Why a good book is a secret door

Alliana Avancena
Staff Writer

PC: Keia Harris

Pablo Picasso once stated, “We all know that Art is not truth. Art is a lie that makes us realize truth or at least the truth that is given us to understand. The artist must know the manner whereby to convince others of the truthfulness of his lies.” As this quote states, there are clearly truths and lies in fiction and in reality. Sometimes art gives people credit to be in willing suspension of disbelief or poetic faith. In turn, children are the foundation for the best audience of serious literary fiction.

There is a construct behind the quality of work that writers produce, a gray space that artists walk through to express themselves. It can be called a liminal space that makes a secret door the only one perspective one has access to. The main theme to observe are the ideas of art being hidden behind a lie.
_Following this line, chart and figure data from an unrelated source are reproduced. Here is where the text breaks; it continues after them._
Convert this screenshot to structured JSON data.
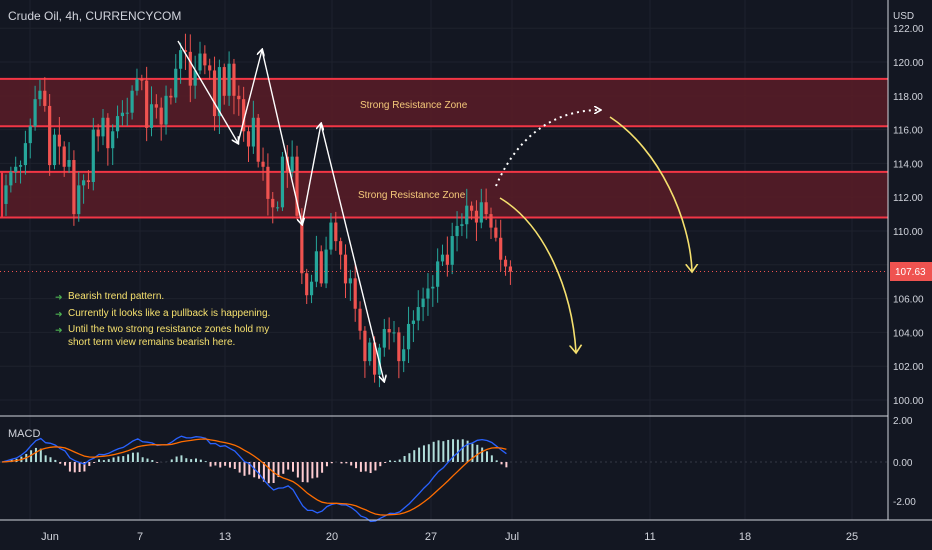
{
  "header": {
    "symbol": "Crude Oil, 4h, CURRENCYCOM"
  },
  "price_scale": {
    "currency": "USD",
    "ticks": [
      "122.00",
      "120.00",
      "118.00",
      "116.00",
      "114.00",
      "112.00",
      "110.00",
      "108.00",
      "106.00",
      "104.00",
      "102.00",
      "100.00"
    ],
    "current_price": "107.63"
  },
  "macd_scale": {
    "ticks": [
      "2.00",
      "0.00",
      "-2.00"
    ]
  },
  "time_axis": {
    "labels": [
      "Jun",
      "7",
      "13",
      "20",
      "27",
      "Jul",
      "11",
      "18",
      "25"
    ]
  },
  "indicator": {
    "name": "MACD"
  },
  "zones": [
    {
      "label": "Strong Resistance Zone",
      "low": 116.2,
      "high": 119.0
    },
    {
      "label": "Strong Resistance Zone",
      "low": 110.8,
      "high": 113.5
    }
  ],
  "notes": [
    "Bearish trend pattern.",
    "Currently it looks like a pullback is happening.",
    "Until the two strong resistance zones hold my\nshort term view remains bearish here."
  ],
  "colors": {
    "background": "#131722",
    "up": "#26a69a",
    "down": "#ef5350",
    "zone_fill": "#5a1c27",
    "zone_border": "#f23645",
    "annotation": "#f5e06e",
    "macd_line": "#2962ff",
    "signal_line": "#ff6d00"
  },
  "chart_data": {
    "type": "candlestick",
    "y_range": [
      99,
      123
    ],
    "macd_range": [
      -3,
      2.5
    ],
    "path_close": [
      112.7,
      113.5,
      113.8,
      113.9,
      115.2,
      116.2,
      117.8,
      118.3,
      117.4,
      113.9,
      115.7,
      115.0,
      113.8,
      114.2,
      111.0,
      112.7,
      113.0,
      112.9,
      116.0,
      115.6,
      116.7,
      114.9,
      115.9,
      116.8,
      117.0,
      117.0,
      118.3,
      119.0,
      118.9,
      116.1,
      117.5,
      117.3,
      116.3,
      118.0,
      117.9,
      119.6,
      120.7,
      120.6,
      118.6,
      119.5,
      120.5,
      119.8,
      119.5,
      116.8,
      119.7,
      118.0,
      119.9,
      118.0,
      117.8,
      115.9,
      115.0,
      116.7,
      114.1,
      113.8,
      111.9,
      111.4,
      111.4,
      114.4,
      113.5,
      114.4,
      110.9,
      107.5,
      106.2,
      107.0,
      108.8,
      106.9,
      108.9,
      110.5,
      109.4,
      108.6,
      106.9,
      107.2,
      105.4,
      104.1,
      102.3,
      103.4,
      101.5,
      103.1,
      104.2,
      104.0,
      104.0,
      102.3,
      103.0,
      104.5,
      104.7,
      105.5,
      106.0,
      106.6,
      106.7,
      108.2,
      108.6,
      108.0,
      109.7,
      110.3,
      110.4,
      111.5,
      111.2,
      110.5,
      111.7,
      111.0,
      110.2,
      109.6,
      108.3,
      107.9,
      107.6
    ],
    "zigzag_high": [
      122,
      116.5
    ],
    "projection_points": [
      118,
      117.5
    ]
  }
}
In some instances, art can reveal the truth that many people can connect with.

Another observation is that stories build compassion and other characteristics that good members of society need to know in order to have empathy to carry along with them for the rest of their lives in the many experiences they are yet to have. Even with these optimistic traits to interest readers in books, too much of something is not replenishing; this moreover dilutes meaning. Less is more in the interest of describing what is necessary.

A reflection to gain from learning and thinking about art in literary works is that there is relevancy even in mystery contained within a commonality. In order to internalize and vocalize these ideas, people must become accustomed to these controversial topics. Controversial topics are symbolic in most pieces of literature to disguise the truth; they are subtly implied and sometimes brought to attention.

In thinking about this idea, that truth must be twisted in a nicer way to be understood, why has society normalized the cushion for sensitivity? As a child, parents say that children cannot handle concepts too large for them to understand, but is it not that they have already been dealing with such ideas growing up from personal experiences or through stories they have heard from friends and family? What about domestic abuse, mental illness, sex trafficking, sexual harassment, dealing with divorced parents, feeling lonely, hunger, homelessness, not knowing the direction of life, challenges with social skills or dealing with life with disadvantages due to socioeconomic status? That’s something to think about.